Stéphane Guy en 2005 dans les Forces armées canadiennes (à droite). Gracieuseté.

Y’a-t-il un autre moment qui vous a peut-être plus marqué dans votre carrière au sein des Forces armées?

Il y a eu un moment décisif à Sarajevo. C’était la première fois que je faisais face à un danger sérieux. On était basé en Italie et on volait un jour sur deux à Sarajevo. Un mois avant cette mission, un transat français avait été abattu par un missile dans le corridor considéré sécuritaire.
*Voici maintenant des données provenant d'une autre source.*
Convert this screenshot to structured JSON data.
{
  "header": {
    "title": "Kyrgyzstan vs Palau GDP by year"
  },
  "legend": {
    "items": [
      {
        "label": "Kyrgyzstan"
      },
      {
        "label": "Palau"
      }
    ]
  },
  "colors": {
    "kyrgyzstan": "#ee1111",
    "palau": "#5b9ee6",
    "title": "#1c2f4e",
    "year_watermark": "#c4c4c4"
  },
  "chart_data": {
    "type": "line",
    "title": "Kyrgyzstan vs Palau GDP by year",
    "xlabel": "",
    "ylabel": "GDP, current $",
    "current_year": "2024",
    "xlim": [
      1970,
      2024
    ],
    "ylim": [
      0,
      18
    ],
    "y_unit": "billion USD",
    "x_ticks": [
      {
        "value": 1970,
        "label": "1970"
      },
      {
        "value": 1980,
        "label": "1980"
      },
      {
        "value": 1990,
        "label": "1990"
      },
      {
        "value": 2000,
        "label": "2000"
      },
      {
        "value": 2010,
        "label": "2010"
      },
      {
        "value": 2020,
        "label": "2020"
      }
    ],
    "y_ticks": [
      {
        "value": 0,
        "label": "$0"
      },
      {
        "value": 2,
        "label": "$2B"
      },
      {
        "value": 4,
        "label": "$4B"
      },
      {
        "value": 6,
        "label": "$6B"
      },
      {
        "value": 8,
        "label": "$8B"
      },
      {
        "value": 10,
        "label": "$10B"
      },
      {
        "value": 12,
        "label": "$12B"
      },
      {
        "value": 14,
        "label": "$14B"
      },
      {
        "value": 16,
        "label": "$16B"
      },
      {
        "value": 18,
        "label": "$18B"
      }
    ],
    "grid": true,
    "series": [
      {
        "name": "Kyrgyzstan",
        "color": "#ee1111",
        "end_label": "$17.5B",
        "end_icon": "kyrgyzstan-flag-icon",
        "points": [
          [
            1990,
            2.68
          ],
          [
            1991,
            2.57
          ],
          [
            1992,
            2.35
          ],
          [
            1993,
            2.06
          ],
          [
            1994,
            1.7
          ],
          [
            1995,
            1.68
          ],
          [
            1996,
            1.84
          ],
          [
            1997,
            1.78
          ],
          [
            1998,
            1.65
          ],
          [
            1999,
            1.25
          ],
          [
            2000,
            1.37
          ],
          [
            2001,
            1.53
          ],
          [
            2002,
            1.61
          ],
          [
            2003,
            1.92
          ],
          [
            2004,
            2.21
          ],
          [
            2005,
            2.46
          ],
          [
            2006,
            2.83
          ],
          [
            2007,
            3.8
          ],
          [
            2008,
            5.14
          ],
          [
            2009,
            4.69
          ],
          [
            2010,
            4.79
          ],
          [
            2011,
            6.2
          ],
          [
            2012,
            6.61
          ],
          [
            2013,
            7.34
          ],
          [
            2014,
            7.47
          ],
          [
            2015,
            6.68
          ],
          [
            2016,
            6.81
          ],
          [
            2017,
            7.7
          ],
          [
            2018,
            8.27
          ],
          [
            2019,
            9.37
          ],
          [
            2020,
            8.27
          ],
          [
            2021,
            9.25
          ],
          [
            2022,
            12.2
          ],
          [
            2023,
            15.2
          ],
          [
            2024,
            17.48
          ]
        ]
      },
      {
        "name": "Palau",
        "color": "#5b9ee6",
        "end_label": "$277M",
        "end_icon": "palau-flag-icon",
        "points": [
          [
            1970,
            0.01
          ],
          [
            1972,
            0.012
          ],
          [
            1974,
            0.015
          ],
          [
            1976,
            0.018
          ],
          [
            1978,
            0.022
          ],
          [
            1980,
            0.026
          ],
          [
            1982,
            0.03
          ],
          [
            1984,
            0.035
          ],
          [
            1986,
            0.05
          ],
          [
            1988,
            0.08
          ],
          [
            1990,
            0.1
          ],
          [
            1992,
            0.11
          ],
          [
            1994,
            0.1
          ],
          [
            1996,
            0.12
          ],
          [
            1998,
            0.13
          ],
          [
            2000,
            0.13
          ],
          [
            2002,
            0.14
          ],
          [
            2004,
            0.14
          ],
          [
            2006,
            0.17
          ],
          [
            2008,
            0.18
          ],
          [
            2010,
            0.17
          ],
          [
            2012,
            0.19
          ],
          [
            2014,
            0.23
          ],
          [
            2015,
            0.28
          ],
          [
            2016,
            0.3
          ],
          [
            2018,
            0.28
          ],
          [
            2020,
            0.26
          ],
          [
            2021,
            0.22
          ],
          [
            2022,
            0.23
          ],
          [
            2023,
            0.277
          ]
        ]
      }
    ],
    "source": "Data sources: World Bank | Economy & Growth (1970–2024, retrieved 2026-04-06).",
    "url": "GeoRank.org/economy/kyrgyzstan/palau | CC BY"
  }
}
C’était une mission de 30 jours et au bout d’une semaine, en sortant de Sarajevo, notre radar avait identifié qu’un missile antiaérien opéré par les Serbes nous avait choisis comme cible. On décollait dans un corridor sécuritaire et on était en montée qui est l’endroit avec le moins de chance de survie. La tactique canadienne était de lâcher des particules de métal et ensuite de se retourner, pour éviter que si le missile vient, tu ne sois plus en avant. Par contre, on ne pouvait pas sortir du corridor militaire, car sinon on devenait une cible légitime. Alors on est resté dans le corridor en espérant que le missile ne soit pas tiré.

Et que s’est-il passé?

Le radar te choisit comme cible, mais il reste à peser sur le bouton pour activer le missile et ça n’a jamais été pesé. Si on compare ça à une situation au sol, c’est comme se faire tirer dessus. Ç’a été un moment décisif… Ce soir-là, je ne cache pas que j’ai pensé à ma femme, ma fille et ma carrière, car c’est quand même une force militaire volontaire. Ce soir-là, j’ai décidé de rester et je n’ai jamais remis en question cette décision-là, même plus tard, quand j’ai fait des missions en Afghanistan et au Rwanda, des endroits tout aussi dangereux. »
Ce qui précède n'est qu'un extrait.